WAGNER GRACCIANO: ROCK INSTRUMENTAL NA TERRA DO SERTANEJO

Guitarrista goiano explora fusão variada de ritmos em seu primeiro álbum "Across the Universe"

Por João Messias Jr.

Across the Universe
Divulgação
Se perguntar ao público sobre as riquezas que Goiás exporta para outros cantos, alguns dirão duplas sertanejas, outros as águas quentes de Caldas Novas e os mais fanáticos, os gols de Túlio Maravilha.

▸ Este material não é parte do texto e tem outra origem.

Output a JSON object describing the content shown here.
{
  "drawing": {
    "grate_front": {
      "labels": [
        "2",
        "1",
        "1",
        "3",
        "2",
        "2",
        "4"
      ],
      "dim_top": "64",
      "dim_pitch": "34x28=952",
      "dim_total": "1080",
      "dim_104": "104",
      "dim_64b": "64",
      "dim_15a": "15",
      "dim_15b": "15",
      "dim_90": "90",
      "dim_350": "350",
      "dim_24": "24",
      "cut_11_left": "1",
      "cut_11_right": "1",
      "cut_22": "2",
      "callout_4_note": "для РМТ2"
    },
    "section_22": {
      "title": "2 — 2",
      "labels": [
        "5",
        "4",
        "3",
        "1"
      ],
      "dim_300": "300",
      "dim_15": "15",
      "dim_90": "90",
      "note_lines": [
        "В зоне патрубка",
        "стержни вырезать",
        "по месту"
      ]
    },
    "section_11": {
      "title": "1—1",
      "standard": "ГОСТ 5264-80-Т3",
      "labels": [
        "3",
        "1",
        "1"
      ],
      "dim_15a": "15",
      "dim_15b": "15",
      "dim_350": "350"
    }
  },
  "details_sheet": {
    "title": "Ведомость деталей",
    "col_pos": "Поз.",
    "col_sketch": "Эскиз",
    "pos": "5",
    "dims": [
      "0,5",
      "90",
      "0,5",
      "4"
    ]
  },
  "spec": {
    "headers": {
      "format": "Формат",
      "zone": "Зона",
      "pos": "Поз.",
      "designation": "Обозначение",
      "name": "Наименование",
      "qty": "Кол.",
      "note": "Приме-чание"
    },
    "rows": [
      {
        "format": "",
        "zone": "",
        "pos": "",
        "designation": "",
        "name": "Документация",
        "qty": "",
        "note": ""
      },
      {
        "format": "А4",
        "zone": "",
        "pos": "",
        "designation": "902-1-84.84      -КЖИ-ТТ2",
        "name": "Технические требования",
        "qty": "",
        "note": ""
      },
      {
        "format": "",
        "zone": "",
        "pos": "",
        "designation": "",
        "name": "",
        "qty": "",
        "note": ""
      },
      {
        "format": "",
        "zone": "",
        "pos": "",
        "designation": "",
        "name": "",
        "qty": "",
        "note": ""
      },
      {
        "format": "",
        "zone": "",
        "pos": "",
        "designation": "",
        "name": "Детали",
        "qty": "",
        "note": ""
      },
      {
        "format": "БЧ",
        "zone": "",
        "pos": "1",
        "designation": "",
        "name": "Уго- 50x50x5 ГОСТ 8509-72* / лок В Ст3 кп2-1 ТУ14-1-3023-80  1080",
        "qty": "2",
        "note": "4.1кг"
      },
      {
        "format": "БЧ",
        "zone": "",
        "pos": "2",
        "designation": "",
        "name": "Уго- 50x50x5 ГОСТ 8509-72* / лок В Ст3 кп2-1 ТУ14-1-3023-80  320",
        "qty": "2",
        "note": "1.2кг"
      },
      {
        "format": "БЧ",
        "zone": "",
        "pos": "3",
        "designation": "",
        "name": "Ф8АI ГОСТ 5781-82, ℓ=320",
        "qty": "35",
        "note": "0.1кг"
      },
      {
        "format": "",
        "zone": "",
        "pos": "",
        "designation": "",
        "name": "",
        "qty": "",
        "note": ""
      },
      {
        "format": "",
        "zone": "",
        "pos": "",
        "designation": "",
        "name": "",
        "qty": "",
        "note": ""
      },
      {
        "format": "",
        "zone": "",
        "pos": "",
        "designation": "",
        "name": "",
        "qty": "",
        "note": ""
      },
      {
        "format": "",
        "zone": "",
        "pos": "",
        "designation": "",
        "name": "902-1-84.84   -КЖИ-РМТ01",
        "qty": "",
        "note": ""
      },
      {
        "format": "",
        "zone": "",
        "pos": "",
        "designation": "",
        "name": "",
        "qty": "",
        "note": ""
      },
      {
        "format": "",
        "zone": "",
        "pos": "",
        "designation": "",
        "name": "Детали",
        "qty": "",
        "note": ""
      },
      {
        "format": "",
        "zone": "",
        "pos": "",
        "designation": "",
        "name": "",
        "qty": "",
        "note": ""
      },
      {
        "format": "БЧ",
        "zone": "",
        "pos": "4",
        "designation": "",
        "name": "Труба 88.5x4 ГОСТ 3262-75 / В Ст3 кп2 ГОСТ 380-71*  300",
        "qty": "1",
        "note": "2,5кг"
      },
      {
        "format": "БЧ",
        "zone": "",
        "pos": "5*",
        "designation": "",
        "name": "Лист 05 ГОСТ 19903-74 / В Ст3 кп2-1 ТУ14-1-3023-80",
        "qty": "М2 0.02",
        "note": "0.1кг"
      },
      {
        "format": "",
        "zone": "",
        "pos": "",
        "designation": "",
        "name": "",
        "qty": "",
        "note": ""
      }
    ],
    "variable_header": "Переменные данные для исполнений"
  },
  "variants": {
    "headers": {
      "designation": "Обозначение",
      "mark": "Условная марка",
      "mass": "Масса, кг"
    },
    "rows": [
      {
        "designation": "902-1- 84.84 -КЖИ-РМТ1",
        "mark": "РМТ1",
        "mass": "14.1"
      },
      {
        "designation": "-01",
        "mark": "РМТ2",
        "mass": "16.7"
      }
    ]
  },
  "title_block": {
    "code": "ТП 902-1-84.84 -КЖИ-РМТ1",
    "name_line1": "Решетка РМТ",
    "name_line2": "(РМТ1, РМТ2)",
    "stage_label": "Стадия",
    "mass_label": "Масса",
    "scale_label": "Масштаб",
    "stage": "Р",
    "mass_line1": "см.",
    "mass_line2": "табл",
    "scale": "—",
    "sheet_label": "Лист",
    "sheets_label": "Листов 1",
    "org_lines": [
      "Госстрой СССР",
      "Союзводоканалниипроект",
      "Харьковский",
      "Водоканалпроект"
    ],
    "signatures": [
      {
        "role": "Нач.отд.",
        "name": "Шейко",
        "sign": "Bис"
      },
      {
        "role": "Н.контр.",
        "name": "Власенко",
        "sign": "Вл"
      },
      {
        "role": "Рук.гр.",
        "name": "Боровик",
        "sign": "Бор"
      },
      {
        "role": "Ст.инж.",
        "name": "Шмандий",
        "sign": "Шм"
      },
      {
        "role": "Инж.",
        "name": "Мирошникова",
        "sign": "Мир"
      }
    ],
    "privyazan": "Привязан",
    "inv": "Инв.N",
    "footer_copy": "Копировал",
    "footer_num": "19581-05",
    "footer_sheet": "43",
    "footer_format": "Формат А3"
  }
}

Embora proporcione/proporcionou tudo isso, o estado localizado no Centro Oeste do país produz rock dos bons, em especial a música instrumental, por meio de guitarristas talentosos como Walsuan Miterran e Wagner Gracciano, que lançou em 2013 o álbum "Across the Universe", o qual falaremos linhas abaixo.

Com um repertório que abrange estilos variados como o rock, jazz, fusion e o gospel americano, o guitarrista transborda versatilidade e bom gosto, se saindo bem em todas as vertentes exploradas, embora os momentos mais na linha Satriani chamam a atenção de primeira, como Journey Into the Unknown, que eleva o astral lá nas alturas com tanta positividade que a canção emana.

A seguinte, Broken System é mais introspectiva e cria um interessante contraste, assim como a faixa que nomeia o CD, com belas melodias. À partir daqui, a bolachinha ganha outros contornos, passeando pelos estilos citados no parágrafo anterior, onde os coros de As A Prayer chamam a atenção, assim como a progressiva Act I (A Breath of Life), que retoma o pique adrenalínico inicial.

Act III (The Evil Governement and the Birth of God) é a mais pesada e variada, alternando cordas graves com momentos mais suaves, que é a deixa para Act IV (The Ressurection, the Victory and Eternity), que encerra o trabalho esbanjando positividade, o que é facilmente desvendado devido a orientação cristã, tendo as passagens bíblicas que inspiraram as canções no encarte.

Talvez o fato de "Across the Universe" ser tão variado, pode dividir opiniões, mas comentários e discussões a parte, não há como negar que se trata de um material bem trabalhado e o mais importante: mostra que a música instrumental não fica restrita a São Paulo.